= Arch Grant =

Australian minister and historian (1911–2005)

Arch Grant, likely standing in front of the John Flynn Memorial Church in Alice Springs

Archibald Wesley Grant, almost universally known as Arch Grant, (5 February 1911 – 21 February 2005) was a minister, army chaplain and historian that spent much of his life in the Northern Territory of Australia.

== Early life ==

Grant was born at Timaru in New Zealand and was the son of Livesy and Eliza Grant and he attended his early schooling in that area. When he was in high school the family immigrated to Australia where they settled in Gosford in New South Wales.

After completing his schooling Grant worked in the motor industry and as a cinema projectionist until in 1934 he was accepted as a candidate of the Presbyterian ministry and he studied under the 'Home Mission Scheme' and attended St Andrew's Theological College in Sydney. He was ordained as a minister on 22 November 1939 in October 1939.

Shortly before receiving his license, on 9 September 1939, he married Erla Bullock and together they would have four children; two sons and two daughters.

== Life in the Northern Territory ==
After being ordained Grant was called to work for the Australian Inland Mission in Tennant Creek (Jurnkkurakurr) and, to take up this role, he and Erla departed from Sydney on 1 December 1939 and, from Alice Springs (Mparntwe) they were assisted by Kingsley Partridge who drove them the final length. They arrived on 10 December 1939 and lived in a room they built of the side of the AIM Welfare Hut. In Tennant Creek his primary goal was to provide for the spiritual needs and general welfare of the miners living there and their families.

During World War II the Commonwealth government undertook major upgrades to the Stuart Highway with major construction between Tennant Creek and Birdum and, to assist, Grant enlisted as a part-time Army chaplain and ministered to the workers and troops as they passed through. He also did so when the Barkly Highway was constructed, from Tennant Creek to Mount Isa in 1941.

When Japan entered the war Grant became a full-time chaplain and was relocated to Darwin (Garramilla) while his family headed south for safety and to address the health concerns of one of his daughters. In February 1942 he was appointed the area chaplain at Adelaide River where, after the bombing of Darwin we helped with the care and welfare of evacuees from Darwin; he also selected the site of the Adelaide River War Cemetery and conducted several burials there. Additionally he assisted in the relocation of the 119 Army General Hospital.

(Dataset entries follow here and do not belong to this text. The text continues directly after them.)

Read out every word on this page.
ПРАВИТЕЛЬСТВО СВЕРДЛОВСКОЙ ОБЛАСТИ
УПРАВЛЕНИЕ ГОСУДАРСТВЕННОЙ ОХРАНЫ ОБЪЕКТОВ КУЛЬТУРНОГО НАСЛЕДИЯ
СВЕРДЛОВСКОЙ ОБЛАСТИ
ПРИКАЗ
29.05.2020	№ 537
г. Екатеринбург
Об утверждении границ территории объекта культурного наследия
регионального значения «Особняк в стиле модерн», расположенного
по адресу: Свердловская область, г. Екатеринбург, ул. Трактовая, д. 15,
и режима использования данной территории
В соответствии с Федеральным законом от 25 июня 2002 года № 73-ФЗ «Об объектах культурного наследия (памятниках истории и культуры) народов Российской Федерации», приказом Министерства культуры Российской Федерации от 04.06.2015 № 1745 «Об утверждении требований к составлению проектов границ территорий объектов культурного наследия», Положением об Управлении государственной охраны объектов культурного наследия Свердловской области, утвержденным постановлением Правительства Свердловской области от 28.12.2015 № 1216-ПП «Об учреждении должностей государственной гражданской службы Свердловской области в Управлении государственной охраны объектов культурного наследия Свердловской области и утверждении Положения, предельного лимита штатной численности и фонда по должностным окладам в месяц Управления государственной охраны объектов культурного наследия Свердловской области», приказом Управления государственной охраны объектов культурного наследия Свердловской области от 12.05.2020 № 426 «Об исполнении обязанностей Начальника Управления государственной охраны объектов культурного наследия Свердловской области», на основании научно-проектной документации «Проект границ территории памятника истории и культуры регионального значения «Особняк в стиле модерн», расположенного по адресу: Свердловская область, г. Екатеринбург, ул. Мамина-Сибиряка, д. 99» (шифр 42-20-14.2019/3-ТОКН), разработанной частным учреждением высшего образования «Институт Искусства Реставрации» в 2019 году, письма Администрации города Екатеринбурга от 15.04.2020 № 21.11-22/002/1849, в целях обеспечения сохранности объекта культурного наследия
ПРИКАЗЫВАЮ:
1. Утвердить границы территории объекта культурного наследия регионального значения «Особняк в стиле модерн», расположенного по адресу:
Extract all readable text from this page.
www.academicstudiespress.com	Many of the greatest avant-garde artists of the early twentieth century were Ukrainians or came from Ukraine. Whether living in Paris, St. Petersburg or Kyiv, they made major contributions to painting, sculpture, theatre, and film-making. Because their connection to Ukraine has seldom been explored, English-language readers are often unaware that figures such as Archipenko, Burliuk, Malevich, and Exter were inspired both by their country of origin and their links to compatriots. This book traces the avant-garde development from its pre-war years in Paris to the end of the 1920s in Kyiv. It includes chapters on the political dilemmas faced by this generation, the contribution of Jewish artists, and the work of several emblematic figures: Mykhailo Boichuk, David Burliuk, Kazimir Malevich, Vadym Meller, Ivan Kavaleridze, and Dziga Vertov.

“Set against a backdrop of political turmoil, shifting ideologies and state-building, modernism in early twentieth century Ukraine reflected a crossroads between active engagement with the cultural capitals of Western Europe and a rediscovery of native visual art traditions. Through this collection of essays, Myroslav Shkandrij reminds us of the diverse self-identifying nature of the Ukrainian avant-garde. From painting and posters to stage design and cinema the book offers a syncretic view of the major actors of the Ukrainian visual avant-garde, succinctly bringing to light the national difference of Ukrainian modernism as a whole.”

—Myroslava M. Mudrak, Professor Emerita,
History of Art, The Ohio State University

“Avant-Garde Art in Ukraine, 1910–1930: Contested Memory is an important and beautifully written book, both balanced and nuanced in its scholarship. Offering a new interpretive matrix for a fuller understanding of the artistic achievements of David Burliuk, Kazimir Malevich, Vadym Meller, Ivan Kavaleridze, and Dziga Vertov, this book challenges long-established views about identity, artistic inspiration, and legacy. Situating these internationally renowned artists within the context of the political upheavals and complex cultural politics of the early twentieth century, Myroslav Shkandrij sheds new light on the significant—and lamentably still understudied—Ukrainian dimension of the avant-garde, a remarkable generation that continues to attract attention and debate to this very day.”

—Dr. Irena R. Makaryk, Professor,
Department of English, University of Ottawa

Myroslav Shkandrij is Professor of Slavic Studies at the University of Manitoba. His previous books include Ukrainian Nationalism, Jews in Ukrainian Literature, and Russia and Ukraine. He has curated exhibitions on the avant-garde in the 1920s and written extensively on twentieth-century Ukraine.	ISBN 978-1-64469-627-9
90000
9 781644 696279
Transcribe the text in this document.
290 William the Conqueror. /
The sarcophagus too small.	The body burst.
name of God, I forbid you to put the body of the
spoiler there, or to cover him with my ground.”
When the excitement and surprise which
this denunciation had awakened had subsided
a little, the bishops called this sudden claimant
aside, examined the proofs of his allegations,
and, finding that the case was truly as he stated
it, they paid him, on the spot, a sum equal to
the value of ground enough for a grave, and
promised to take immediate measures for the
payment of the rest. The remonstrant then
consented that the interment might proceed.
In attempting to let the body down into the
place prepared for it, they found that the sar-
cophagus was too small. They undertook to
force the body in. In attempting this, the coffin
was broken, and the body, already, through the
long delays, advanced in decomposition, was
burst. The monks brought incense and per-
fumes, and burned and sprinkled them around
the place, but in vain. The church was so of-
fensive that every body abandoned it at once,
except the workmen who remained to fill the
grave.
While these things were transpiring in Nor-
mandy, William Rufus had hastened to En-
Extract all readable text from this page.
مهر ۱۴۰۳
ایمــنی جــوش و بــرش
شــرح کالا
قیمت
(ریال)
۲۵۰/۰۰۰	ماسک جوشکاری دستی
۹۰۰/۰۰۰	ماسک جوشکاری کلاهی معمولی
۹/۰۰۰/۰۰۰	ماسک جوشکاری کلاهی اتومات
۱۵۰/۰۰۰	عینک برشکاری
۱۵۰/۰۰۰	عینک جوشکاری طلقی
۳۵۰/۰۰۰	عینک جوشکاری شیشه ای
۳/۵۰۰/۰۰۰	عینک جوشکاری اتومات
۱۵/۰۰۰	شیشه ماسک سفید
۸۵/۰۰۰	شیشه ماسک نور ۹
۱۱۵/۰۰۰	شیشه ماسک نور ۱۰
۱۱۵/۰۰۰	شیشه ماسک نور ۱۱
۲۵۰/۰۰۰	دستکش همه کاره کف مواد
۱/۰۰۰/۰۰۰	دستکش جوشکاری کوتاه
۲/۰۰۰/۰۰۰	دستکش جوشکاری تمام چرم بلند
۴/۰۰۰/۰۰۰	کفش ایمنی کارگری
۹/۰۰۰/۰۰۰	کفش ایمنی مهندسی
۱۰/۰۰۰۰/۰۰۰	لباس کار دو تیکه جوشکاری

In Adelaide River he also established on open air cinema for the troops which he ran for a while by himself and he would run two double feature shows a week to huge audiences. The cinema was moved as it was too dangerous to hold in Darwin as its lights may attract attention from bombers.

Between 1943 and 1945 Grant served in other parts of Australia and overseas until returning to Darwin in 1945 and in 1946 he took his discharge from the Army. By April 1946 Grant was back in Darwin serving as a Presbyterian member, now with his family alongside him, while Darwin was rebuilt following the war. Soon after, alongside The Reverends CD Alcorn and John Flynn, formed the United Church of North Australia.

Between 1950 and 1955 Grant was a minister in Bankstown, in Sydney, however between 1955 and 1959 he returned to the Northern Territory to be the minister at the newly constructed John Flynn Memorial Church in Alice Springs. While serving in this role he assisted in organising a health survey of Aboriginal people living in the region and for the delivery of polio vaccines to children.

== Later life ==
In 1960 he returned again to Sydney where he became the minister at churches in Fairfield and Haberfield until his retirement in 1977. In 1965 he was the president of the National Aborigines Day Observance Committee.

In the 1970s he was named as the first defendant in a court case opposing the unification of the Uniting Church in Australia and despite the case being unsuccessful Grant found the legal proceedings traumatic.

In 1978 he was awarded the British Empire Medal (BEM).

He maintained an active interest in the Northern Territory and, in retirement, published a number of books on the history of Methodists and Presbyterians there. He was a long-standing member of the Historical Society of the Northern Territory.

He died on 21 February 2005 and was predeceased by his wife.

== Publications ==

- Camel Train and Aeroplane: the story of Skipper Partridge (1981).
- Palmerston to Darwin: 75 years service on the frontier (1990).
- Australia's frontline matron: Edith McQuade White (1992); about Edith Alexandra White.
- Aliens in Arnhem Land (1995).

He also published several entries in the Northern Territory Dictionary of Biography and the Journal of Northern Territory History.

Grant's papers are also available through the National Library of Australia.

A number of oral history recordings of Grant are available through Library & Archives NT.